Internet of Things (IoT)-focused development platform company Golioth is hoping to power your next project's user interface, with frontend engineer Rodrigo Chireia showcasing how your can connect "any stack you want" to the company's Golioth Web Console.

"To demonstrate," Chireia writes of the company's example project, "we built a web interface around the image of an Adafruit MagTag, a development board we use for our developer training program. It’s pretty cool to click a button on the the image and see the device in your hand react."

Golioth is hoping to tempt users to its Web Console with a demo of its suitability for custom user interface projects. (📹: Golioth)

Key to the project is the Golioth Web Console, the interface to the company's IoT cloud platform. A simple firmware is loaded onto the Adafruit MagTag board, written in Golioth's Arduino software development kit (SDK) and designed to read and set data via LightDB — setting up the stage for the creation of a "digital twin," in which a virtual version of the board can be used to control the physical version and vice-versa.

"The front-end was bootstrapped using Vite’s react-ts template. I’m also using Mantine as a component library for this application," Chireia continues. "We're able to connect and listen to state changes using the WebSocket API. But we also want to display the current state, and be able to update the desired state from here.

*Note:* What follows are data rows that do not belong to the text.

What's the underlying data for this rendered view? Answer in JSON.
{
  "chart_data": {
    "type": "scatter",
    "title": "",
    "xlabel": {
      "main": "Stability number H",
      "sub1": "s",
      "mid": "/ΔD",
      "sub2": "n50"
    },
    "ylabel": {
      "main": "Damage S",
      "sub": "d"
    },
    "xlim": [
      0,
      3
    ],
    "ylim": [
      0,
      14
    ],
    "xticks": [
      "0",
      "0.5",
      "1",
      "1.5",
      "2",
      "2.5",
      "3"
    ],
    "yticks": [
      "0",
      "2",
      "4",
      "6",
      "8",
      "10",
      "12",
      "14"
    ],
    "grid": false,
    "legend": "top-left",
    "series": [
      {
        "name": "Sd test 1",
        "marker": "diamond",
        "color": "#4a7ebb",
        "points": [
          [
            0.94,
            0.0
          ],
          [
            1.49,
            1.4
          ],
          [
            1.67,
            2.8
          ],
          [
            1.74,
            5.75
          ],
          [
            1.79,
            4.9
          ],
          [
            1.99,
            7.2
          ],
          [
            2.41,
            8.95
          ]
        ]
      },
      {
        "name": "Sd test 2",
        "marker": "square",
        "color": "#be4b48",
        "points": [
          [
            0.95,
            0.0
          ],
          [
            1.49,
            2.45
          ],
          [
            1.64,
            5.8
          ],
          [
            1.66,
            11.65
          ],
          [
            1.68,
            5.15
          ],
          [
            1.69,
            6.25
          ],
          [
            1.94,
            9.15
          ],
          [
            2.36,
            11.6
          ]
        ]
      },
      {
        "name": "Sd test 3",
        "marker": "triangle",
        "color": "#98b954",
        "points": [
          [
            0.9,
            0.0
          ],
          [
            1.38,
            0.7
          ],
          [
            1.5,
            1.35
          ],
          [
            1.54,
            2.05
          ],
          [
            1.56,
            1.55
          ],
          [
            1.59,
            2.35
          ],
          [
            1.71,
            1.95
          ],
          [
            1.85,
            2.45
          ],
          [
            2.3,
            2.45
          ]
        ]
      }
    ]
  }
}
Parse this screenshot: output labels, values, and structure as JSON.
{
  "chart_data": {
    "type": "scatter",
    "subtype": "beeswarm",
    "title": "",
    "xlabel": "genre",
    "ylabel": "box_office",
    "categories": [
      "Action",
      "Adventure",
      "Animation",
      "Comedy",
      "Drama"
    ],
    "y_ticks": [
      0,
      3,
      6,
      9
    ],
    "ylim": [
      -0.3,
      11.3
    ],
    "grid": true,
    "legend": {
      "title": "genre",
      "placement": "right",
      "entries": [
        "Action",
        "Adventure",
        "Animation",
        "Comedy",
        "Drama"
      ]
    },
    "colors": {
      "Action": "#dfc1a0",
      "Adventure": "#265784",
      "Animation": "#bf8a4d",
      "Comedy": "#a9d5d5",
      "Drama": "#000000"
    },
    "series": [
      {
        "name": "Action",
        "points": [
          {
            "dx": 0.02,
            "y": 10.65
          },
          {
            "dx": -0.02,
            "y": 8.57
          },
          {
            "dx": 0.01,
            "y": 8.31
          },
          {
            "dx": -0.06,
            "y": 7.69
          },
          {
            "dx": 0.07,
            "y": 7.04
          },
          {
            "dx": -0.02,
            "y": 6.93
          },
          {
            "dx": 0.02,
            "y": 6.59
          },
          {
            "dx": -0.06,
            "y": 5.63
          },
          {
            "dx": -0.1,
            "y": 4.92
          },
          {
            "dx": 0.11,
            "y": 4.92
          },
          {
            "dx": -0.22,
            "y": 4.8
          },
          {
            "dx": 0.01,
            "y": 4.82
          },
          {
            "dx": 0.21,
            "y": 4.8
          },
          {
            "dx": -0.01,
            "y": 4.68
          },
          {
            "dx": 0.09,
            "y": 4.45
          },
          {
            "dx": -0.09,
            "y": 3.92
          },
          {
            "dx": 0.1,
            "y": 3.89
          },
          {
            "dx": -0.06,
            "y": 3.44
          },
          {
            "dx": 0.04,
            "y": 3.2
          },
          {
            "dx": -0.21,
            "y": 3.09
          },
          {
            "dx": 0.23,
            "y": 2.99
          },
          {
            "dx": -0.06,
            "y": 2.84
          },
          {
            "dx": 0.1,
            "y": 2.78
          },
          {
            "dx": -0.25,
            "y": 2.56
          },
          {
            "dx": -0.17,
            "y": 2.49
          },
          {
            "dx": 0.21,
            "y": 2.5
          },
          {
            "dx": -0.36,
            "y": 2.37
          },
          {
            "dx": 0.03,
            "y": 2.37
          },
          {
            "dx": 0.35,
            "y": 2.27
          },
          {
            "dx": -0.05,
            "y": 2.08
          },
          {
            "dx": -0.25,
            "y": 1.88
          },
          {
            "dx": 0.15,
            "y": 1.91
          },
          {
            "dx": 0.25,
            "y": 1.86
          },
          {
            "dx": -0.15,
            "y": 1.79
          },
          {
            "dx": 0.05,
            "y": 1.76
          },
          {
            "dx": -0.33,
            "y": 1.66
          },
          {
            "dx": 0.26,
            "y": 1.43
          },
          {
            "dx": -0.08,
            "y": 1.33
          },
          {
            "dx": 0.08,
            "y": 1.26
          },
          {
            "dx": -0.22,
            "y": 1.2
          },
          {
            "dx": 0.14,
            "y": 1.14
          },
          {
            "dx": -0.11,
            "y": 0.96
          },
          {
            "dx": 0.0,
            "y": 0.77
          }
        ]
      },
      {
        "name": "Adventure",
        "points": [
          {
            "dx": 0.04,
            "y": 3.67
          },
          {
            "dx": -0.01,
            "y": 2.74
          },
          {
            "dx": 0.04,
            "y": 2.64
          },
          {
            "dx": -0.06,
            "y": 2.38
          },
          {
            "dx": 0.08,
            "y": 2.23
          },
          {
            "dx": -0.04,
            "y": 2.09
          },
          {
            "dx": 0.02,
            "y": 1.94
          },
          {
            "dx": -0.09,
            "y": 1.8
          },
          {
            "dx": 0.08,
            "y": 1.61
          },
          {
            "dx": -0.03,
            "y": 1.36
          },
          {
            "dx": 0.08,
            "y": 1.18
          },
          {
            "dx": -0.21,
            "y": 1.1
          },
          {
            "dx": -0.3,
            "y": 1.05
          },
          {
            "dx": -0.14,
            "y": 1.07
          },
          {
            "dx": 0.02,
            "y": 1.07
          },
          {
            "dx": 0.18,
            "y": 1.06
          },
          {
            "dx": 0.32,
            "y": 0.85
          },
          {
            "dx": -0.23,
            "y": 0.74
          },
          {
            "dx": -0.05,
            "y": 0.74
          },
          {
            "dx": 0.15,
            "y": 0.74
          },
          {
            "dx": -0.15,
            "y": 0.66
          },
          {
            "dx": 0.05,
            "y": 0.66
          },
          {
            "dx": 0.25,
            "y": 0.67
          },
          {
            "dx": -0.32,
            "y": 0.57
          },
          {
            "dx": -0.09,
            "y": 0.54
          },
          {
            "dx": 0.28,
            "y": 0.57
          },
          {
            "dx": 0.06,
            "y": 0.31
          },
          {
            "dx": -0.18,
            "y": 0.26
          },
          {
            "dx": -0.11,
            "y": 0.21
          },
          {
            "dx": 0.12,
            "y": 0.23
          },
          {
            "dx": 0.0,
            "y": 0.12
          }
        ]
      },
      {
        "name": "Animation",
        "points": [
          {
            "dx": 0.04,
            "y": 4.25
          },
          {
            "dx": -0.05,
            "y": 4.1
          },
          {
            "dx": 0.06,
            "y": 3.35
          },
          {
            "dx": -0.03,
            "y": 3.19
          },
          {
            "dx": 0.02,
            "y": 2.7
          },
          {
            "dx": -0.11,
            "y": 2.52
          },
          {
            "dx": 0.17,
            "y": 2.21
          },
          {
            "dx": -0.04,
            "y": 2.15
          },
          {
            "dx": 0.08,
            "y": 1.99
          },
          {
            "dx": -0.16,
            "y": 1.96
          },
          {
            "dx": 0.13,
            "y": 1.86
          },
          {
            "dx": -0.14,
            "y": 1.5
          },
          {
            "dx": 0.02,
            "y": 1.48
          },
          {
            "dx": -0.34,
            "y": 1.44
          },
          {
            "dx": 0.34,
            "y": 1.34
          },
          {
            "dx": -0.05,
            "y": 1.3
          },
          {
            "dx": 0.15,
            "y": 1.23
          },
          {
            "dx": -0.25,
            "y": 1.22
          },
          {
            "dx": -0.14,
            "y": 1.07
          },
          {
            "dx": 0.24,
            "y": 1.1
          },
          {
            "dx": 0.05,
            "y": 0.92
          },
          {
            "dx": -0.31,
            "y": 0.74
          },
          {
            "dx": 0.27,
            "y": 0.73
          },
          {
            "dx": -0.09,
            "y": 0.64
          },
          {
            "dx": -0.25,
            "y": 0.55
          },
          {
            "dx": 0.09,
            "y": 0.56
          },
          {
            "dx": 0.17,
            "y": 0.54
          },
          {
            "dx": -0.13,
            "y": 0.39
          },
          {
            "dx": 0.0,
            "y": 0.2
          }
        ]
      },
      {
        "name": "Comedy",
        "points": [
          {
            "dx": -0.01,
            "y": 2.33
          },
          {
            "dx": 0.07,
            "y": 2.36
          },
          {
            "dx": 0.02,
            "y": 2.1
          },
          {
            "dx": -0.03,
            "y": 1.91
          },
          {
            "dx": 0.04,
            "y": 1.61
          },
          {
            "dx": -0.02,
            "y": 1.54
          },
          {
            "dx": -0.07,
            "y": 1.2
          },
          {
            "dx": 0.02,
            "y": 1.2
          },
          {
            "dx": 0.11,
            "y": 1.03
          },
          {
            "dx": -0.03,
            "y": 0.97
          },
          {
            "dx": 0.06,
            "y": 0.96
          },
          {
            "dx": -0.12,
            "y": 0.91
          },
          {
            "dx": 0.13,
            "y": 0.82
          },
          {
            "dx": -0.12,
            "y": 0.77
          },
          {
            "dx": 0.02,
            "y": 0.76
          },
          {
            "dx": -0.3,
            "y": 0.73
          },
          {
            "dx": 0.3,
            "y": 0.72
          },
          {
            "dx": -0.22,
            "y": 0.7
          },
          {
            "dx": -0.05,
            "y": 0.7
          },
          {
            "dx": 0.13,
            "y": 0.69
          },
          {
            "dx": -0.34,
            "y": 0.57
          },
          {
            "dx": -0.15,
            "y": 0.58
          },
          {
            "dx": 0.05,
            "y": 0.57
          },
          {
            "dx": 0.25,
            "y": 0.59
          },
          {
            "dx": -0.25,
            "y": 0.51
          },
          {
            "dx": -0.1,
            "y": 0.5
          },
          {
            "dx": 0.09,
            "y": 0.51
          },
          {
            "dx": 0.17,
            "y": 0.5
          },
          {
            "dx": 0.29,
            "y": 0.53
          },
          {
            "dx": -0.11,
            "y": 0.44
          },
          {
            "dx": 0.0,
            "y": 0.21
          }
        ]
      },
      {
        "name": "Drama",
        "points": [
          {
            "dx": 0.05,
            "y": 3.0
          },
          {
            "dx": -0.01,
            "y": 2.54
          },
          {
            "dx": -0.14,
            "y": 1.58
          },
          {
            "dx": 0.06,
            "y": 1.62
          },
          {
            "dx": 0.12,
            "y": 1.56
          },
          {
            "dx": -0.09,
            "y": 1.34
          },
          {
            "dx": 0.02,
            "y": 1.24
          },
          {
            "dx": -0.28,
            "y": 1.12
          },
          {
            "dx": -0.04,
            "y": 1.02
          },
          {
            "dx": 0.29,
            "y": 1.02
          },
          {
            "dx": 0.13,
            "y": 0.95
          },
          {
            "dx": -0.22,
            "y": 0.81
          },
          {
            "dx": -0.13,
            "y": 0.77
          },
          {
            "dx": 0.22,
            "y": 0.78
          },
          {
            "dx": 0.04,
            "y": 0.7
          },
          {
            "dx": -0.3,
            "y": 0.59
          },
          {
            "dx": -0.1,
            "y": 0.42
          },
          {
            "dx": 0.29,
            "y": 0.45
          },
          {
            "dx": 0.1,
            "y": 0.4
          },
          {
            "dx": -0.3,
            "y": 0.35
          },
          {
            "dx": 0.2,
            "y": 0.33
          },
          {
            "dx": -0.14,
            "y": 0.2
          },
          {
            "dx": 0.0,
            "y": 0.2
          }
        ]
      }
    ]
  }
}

"The data coming from the current state allows us to build a virtual replica of the MagTag on the UI. With some CSS magic we can display its text, LEDs, and light [sensor]. To set the desired state, we’re going to send some POST requests using our REST API, using the same API Keys that we input on the form."

The resulting digital twin allows for control of a range of the board's functions, including the RGB LEDs, text, and its buttons; the on-board light sensor is also used, automatically switching the web interface into a dark theme when the ambient light level is low. "Buttons don’t have an actual state, so here I just added some boxes on top of their positions on the MagTag image," Chireia explains.

"The device is also listening for changes on the desired state, so when the buzz state changes to true, the device will take action. In this case, the actual MagTag will emit a buzz, and then change the desired buzz state back to 0."

The full demo is available on the Golioth blog now.